2010-12-22 07:31:53 CET

2010-12-22 07:32:44 CET


REGULATED INFORMATION

Lithuanian English
Invalda AB - Notification on material event

Annex to the agreement regarding merger of activities of Trakcja Polska and Tiltra Group was signed



Vilnius, Lithuania, 2010-12-22 07:31 CET (GLOBE NEWSWIRE) -- Invalda AB hereby
informs that on 21 December 2010 an annex was executed to the Agreement dated
18 November 2010 entered into among Invalda AB, the Tiltra Group AB and AB
Kauno Tiltai (further - Tiltra Group) and their shareholders and Polish listed
railway infrastructure construction market leader Trakcja Polska S. A. and its
largest shareholder Comsa Emte (Spain) group regarding merger of activities of
Trakcja Polska and Tiltra Group. Invalda AB provided information on this
agreement in the material events dated 18 November 2010 and on 1 December 2010. 

The parties agreed in this annex that:

- the transaction contemplated in the Agreement will not include the issue to
Tiltra Group shareholders by the Trakcja Polska S.A. of 47,160,000 subscription
warrants at the issue price of PLN 0.10 (0.03 EUR) giving the right to
subscribe for 47,160,000 new shares in the Trakcja Polska group; 

- the total amount provided for in the Agreement for the issue of the Trakcja
Polska bonds to Tiltra Group shareholders is increased by 4,716,000 PLN
(1,179,059 EUR at current EUR/PLN exchange rate 3.9998) to 297,216,000 PLN
(74,307,715 EUR); 

- the total value of the transaction remains unchanged - 777,536,000 PLN
(194,393,720 EUR); 

- the ban on disposing of and encumbering Trakcja Polska shares (the lock-up
obligation) will cover all the Trakcja Polska S. A. shares to be acquired by
the Tiltra Group Shareholders on the transaction closing date (i.e. 72,000,000
shares) and all the Company's shares held by Comsa S.A. (i.e. 81,065,510
shares); this obligation will be binding on the Tiltra Group Shareholders and
Comsa S.A. for one year from the transaction closing date, subject to the
exceptions provided for in the Agreement. 

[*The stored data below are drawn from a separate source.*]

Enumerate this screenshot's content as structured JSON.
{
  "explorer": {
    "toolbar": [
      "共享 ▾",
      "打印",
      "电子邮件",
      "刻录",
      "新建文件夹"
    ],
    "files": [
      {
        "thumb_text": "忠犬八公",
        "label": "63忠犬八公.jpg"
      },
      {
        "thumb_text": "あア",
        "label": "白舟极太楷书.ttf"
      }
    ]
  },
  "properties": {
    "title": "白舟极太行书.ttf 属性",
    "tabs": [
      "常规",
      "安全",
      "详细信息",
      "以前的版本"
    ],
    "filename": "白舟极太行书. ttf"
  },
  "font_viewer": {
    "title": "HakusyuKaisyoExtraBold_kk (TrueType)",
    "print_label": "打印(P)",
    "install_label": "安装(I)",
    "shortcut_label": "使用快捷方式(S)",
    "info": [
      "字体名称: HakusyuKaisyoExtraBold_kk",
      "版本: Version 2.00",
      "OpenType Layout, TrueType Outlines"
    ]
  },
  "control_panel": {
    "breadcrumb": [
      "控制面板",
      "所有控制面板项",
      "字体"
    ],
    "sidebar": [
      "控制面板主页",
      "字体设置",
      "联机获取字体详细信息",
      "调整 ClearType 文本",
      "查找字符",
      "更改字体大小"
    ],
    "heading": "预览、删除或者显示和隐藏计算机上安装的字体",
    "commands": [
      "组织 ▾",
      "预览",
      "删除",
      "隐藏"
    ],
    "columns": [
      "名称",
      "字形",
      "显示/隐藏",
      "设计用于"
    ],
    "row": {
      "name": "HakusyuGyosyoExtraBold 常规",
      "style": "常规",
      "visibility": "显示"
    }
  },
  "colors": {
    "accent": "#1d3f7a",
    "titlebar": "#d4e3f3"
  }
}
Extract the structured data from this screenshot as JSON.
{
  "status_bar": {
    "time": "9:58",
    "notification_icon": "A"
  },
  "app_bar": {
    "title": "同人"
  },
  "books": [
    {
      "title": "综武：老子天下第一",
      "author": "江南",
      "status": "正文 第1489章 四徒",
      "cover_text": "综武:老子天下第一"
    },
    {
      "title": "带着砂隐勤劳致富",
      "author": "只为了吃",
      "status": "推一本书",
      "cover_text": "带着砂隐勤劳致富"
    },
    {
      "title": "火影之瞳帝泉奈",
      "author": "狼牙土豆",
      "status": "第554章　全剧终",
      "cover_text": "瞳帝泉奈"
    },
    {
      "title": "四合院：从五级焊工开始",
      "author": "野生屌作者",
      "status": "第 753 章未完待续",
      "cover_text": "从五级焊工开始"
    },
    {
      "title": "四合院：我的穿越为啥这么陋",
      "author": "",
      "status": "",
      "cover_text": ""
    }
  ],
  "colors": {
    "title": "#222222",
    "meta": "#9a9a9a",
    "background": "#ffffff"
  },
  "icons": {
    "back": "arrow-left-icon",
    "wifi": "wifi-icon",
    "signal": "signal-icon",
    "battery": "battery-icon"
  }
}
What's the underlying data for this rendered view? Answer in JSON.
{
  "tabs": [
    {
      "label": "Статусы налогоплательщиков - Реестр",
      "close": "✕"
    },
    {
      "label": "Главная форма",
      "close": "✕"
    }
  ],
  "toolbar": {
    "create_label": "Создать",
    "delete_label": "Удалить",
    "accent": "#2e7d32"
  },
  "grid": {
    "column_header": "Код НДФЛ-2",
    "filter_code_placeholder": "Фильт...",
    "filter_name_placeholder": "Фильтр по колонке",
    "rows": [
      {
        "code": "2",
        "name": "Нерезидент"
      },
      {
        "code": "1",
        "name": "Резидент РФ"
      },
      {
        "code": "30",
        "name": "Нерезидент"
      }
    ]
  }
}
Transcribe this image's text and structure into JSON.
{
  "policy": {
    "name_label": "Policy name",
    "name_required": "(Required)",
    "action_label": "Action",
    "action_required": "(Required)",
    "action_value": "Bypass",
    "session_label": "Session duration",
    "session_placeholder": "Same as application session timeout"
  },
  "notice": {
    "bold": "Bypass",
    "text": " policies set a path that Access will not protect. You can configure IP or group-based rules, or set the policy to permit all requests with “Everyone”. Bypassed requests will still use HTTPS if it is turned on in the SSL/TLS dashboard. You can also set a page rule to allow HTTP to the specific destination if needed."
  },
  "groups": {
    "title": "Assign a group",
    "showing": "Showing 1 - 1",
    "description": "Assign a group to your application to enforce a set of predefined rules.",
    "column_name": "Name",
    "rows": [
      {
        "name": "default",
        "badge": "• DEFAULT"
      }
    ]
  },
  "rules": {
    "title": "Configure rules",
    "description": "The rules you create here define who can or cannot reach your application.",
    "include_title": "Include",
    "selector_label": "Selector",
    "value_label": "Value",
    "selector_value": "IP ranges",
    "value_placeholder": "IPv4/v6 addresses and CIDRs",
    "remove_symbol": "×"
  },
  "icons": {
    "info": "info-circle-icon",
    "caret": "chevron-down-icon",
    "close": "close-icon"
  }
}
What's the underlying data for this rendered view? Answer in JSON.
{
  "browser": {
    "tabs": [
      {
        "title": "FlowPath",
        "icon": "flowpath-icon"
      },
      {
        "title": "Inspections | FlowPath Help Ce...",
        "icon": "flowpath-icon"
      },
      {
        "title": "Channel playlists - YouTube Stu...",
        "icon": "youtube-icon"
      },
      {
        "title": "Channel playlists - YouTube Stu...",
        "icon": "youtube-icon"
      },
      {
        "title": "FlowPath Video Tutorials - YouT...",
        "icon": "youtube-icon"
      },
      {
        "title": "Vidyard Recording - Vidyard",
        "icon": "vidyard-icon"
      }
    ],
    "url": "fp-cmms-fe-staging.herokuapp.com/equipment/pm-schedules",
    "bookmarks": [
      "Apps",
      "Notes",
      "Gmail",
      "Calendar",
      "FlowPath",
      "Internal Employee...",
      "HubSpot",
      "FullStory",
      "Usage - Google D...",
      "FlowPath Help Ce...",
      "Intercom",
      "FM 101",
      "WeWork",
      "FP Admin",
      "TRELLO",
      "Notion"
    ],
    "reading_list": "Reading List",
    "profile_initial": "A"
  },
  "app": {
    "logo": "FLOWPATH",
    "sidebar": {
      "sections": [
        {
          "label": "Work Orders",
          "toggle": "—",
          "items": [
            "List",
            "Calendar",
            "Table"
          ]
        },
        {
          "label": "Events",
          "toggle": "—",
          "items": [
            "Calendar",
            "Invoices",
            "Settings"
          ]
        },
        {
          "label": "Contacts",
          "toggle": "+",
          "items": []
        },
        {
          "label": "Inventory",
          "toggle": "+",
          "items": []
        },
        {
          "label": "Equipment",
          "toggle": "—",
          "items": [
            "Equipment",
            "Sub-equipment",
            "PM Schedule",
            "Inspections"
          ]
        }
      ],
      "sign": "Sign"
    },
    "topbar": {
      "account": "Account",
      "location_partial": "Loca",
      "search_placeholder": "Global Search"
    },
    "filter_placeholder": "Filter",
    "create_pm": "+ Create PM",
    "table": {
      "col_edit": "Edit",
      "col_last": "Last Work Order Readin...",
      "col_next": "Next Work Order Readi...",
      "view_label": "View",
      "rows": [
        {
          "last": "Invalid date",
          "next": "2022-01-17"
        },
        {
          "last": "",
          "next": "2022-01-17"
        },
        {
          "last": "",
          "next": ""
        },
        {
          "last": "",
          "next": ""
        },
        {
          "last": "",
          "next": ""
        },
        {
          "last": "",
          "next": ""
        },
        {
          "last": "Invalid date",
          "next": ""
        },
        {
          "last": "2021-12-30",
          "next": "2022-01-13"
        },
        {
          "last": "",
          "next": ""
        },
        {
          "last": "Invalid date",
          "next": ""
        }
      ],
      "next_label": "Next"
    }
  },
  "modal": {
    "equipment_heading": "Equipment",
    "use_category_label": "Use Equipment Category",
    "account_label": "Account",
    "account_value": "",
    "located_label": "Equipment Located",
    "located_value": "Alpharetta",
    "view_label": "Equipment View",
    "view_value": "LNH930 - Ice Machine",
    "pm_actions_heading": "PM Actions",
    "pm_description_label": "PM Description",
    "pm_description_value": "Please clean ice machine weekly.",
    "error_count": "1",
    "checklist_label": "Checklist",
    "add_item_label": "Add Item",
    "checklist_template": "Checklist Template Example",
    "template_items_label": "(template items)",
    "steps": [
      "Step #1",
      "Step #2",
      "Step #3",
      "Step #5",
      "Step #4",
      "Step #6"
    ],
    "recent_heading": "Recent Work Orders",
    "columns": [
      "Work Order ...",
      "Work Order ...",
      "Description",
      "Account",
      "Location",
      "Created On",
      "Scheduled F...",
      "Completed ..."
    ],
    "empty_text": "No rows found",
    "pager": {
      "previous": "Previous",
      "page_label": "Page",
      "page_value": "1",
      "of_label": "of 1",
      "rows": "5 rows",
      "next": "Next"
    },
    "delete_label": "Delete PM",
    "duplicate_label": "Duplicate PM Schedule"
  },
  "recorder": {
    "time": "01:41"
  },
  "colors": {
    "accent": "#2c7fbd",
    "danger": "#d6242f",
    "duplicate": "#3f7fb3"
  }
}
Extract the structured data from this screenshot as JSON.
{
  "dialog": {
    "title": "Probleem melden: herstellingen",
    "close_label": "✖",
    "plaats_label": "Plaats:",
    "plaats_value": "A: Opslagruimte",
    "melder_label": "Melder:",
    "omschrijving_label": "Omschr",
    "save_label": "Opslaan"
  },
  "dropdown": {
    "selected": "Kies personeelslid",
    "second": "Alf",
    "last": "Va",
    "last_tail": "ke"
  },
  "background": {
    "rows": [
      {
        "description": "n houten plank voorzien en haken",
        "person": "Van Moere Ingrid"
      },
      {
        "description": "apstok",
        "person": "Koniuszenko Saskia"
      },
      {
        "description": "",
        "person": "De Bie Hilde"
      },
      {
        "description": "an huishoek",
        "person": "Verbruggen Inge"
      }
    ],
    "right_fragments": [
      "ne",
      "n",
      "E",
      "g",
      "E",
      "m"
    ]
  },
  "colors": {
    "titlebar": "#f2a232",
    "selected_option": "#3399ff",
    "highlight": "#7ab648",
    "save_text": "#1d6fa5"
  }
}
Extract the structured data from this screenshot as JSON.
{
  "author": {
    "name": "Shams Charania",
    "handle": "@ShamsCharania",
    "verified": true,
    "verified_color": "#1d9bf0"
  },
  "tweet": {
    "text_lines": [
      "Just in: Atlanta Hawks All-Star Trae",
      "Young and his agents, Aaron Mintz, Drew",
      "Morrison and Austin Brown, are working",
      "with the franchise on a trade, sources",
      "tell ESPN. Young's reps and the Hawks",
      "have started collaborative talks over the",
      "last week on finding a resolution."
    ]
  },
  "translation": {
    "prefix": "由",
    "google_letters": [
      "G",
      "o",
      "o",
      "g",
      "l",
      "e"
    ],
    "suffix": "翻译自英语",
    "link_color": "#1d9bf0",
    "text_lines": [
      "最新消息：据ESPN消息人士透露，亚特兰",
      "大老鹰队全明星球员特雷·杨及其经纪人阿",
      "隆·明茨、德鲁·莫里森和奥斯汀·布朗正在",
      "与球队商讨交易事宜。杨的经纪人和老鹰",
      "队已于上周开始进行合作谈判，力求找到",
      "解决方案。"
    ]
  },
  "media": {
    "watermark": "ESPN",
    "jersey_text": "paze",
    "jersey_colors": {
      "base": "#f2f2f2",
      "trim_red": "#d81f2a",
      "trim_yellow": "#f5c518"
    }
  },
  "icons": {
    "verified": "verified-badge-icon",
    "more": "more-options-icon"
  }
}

The Parties have agreed that completion of the transaction provided for in the
Agreement, as amended by annex 1 of 30 November 2010 and annex 2 signed 21
December 2010, will no longer be dependent on fulfillment of the condition
precedent involving the Company obtaining a binding statement from a financial
institution securing additional financing to be obtained by the Company. 

The parties also undertook to discuss in good faith the protection of the
interests of the Trakcja Polska S. A. minority shareholders being financial
investors within the Trakcja Polska S.A. Supervisory Board.